American theater historian

Eleanor Alice Prosser (1922–1991) was an American theater historian, literary critic, professor, and actress.

== Early life and education ==
She studied for two years at Pasadena City College until 1941, interrupting her studies to work in a wartime plant for several years. She then returned to college and received a Bachelor of Arts in Speech and Drama from Occidental College in 1950. She went on to get the master's degree in English at Stanford University in 1957. That year, she started teaching as assistant professor at San Jose State College. In 1960, she completed her doctorate in English at Stanford. Her mentor was Virgil K. Whitaker. One year later, she published her first book, devoted to Drama and Religion in the English Mystery Plays; it was reviewed in many important journals. Her second book, on Hamlet and revenge, "moved her into the first rank of Shakespeare scholars." D.J. Palmer wrote that it was "an important contribution to our understanding of the play."

== University posts ==

- Acting instructor speech, Occidental College, Los Angeles, 1950.
- Teaching assistant in English and Drama, Stanford University, 1953–1956.
- Assistant professor, San Jose State College, 1956–1966.
- Associate Professor Drama, Stanford University, 1966–1981, full professor in 1968.
- Margery Bailey Professor of Dramatic Literature, Stanford University, 1981–1984.

== Monographs ==

- Drama and Religion in the English Mystery Plays, A Re-Evaluation. Stanford University Press, 1961.
- Hamlet and Revenge, Stanford University Press, first published 1967, a revised second edition followed in 1971.
- Shakespeare's Anonymous Editors: Scribe and Compositor in the Folio Text of 2 Henry IV, Stanford University Press, 1981.

== Articles ==
- The Riverside Textual Notes: A Word of Caution. Shakespeare Quarterly, Vol. 27, No. 2 (Spring, 1976), pp. 193–199.
- Hamlet Brainwashed, Letter to The New York Review of Books (reply by Frank Kermode).

== Acting ==
She acted with the Ashland Shakespeare Festival from 1952 to 1954, playing Beatrice in Much Ado about Nothing, Portia in Julius Caesar, and Hermione in The Winter's Tale. She had the leading role in Molière's The Learned Ladies in a 1961 staging at Stanford Drama. She appeared often in Stanford Drama productions. At the time of her death she was working on a book to help actors perform Shakespeare roles.

== Influence ==
The English literary scholar Geoffrey Bullough (King's College London) called Hamlet and Revenge "a fascinating, brilliantly argued, and provocative book." She examined Hamlet in the context of plays between 1562 and 1607, in which revenge is a topic.

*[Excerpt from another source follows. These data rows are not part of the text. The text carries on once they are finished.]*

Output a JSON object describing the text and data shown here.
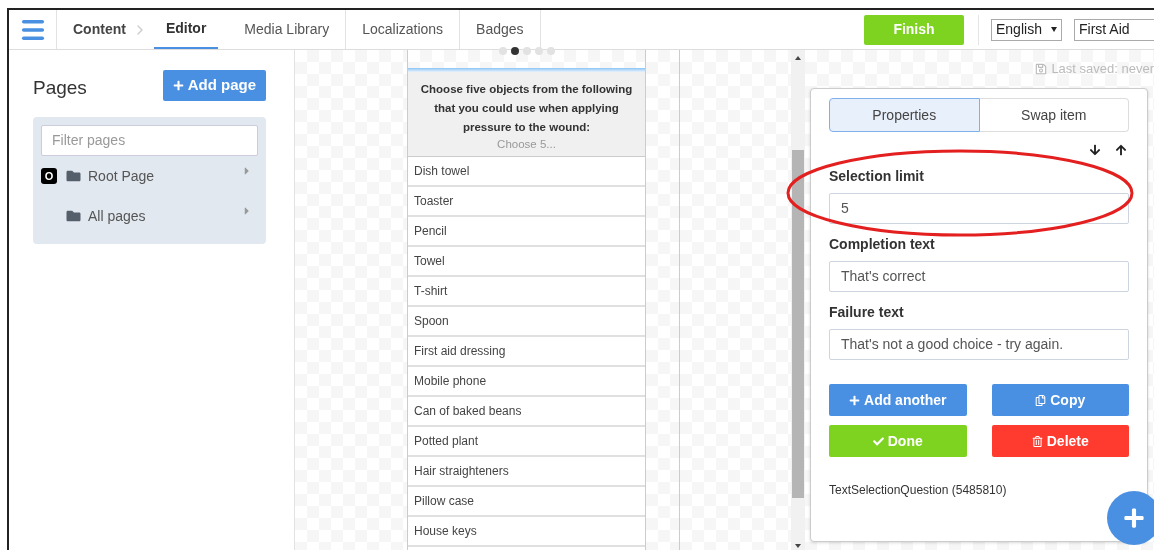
{
  "nav": {
    "breadcrumb": "Content",
    "tabs": [
      {
        "label": "Editor",
        "selected": true
      },
      {
        "label": "Media Library",
        "selected": false
      },
      {
        "label": "Localizations",
        "selected": false
      },
      {
        "label": "Badges",
        "selected": false
      }
    ],
    "finish": "Finish",
    "language": "English",
    "app": "First Aid"
  },
  "pages": {
    "title": "Pages",
    "add_button": "Add page",
    "filter_placeholder": "Filter pages",
    "tree": [
      {
        "label": "Root Page",
        "badge": "O"
      },
      {
        "label": "All pages"
      }
    ]
  },
  "preview": {
    "dots": [
      {
        "selected": false
      },
      {
        "selected": true
      },
      {
        "selected": false
      },
      {
        "selected": false
      },
      {
        "selected": false
      }
    ],
    "question": "Choose five objects from the following that you could use when applying pressure to the wound:",
    "hint": "Choose 5...",
    "options": [
      "Dish towel",
      "Toaster",
      "Pencil",
      "Towel",
      "T-shirt",
      "Spoon",
      "First aid dressing",
      "Mobile phone",
      "Can of baked beans",
      "Potted plant",
      "Hair straighteners",
      "Pillow case",
      "House keys"
    ]
  },
  "inspector": {
    "last_saved": "Last saved: never",
    "tabs": [
      {
        "label": "Properties",
        "selected": true
      },
      {
        "label": "Swap item",
        "selected": false
      }
    ],
    "fields": [
      {
        "label": "Selection limit",
        "value": "5",
        "highlighted": true
      },
      {
        "label": "Completion text",
        "value": "That's correct",
        "highlighted": false
      },
      {
        "label": "Failure text",
        "value": "That's not a good choice - try again.",
        "highlighted": false
      }
    ],
    "buttons": [
      {
        "label": "Add another",
        "kind": "add"
      },
      {
        "label": "Copy",
        "kind": "copy"
      },
      {
        "label": "Done",
        "kind": "done"
      },
      {
        "label": "Delete",
        "kind": "delete"
      }
    ],
    "item_type": "TextSelectionQuestion (5485810)"
  }
}
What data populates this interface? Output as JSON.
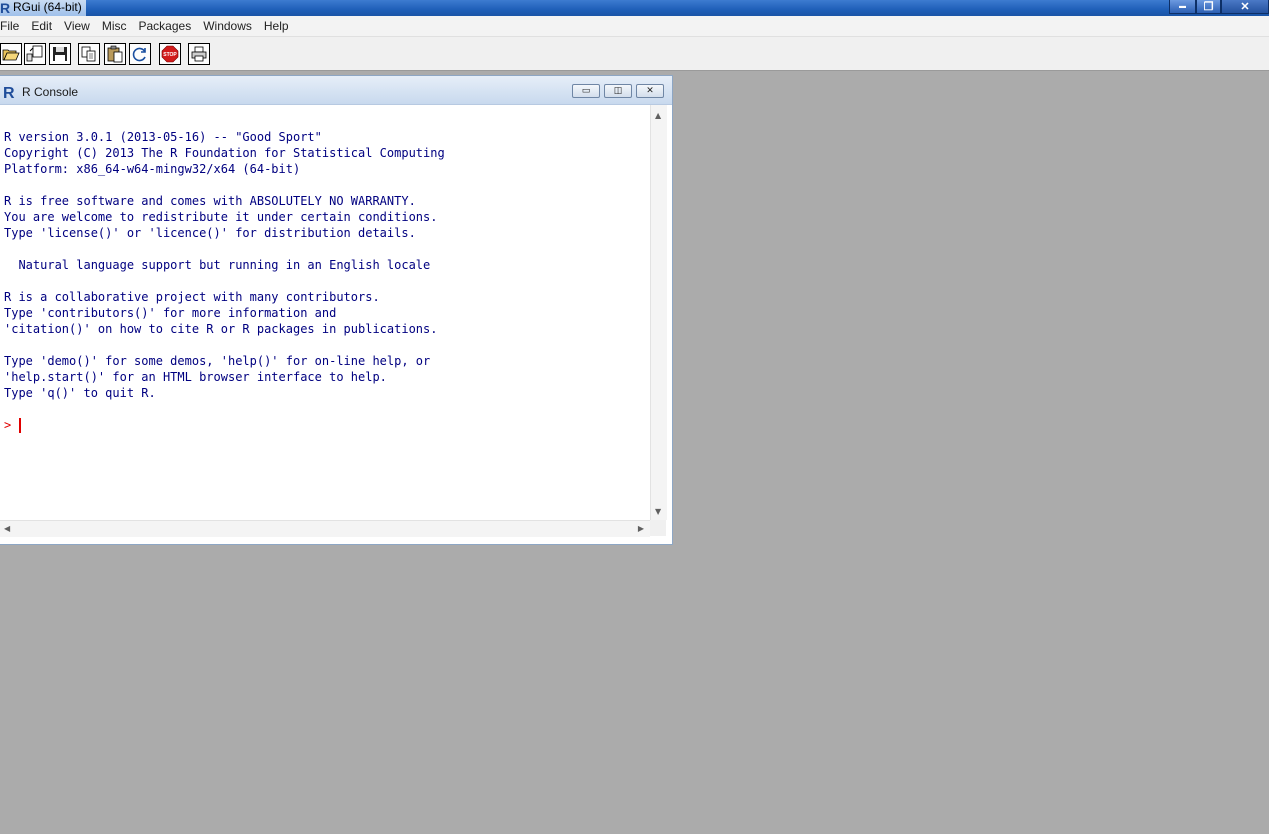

Her 1961 book on the English mystery plays was still being cited more than 40 years later as standard literature.

The 1981 book on the discrepancies in two versions of Henry IV Part Two was more controversial because of unconventional arguments, but critics received it thankfully nonetheless. Lester Beaurline (University of Virginia) called it "a well-focused, vigorous, and mostly persuasive work, full of zest from beginning to end."

The Eleanor Prosser Studio, a stage at the Stanford University Department of Theater and Performance Studies, is named after her.

== Awards and distinctions ==
- Walter J. Gores award for teaching, Stanford University, 1981.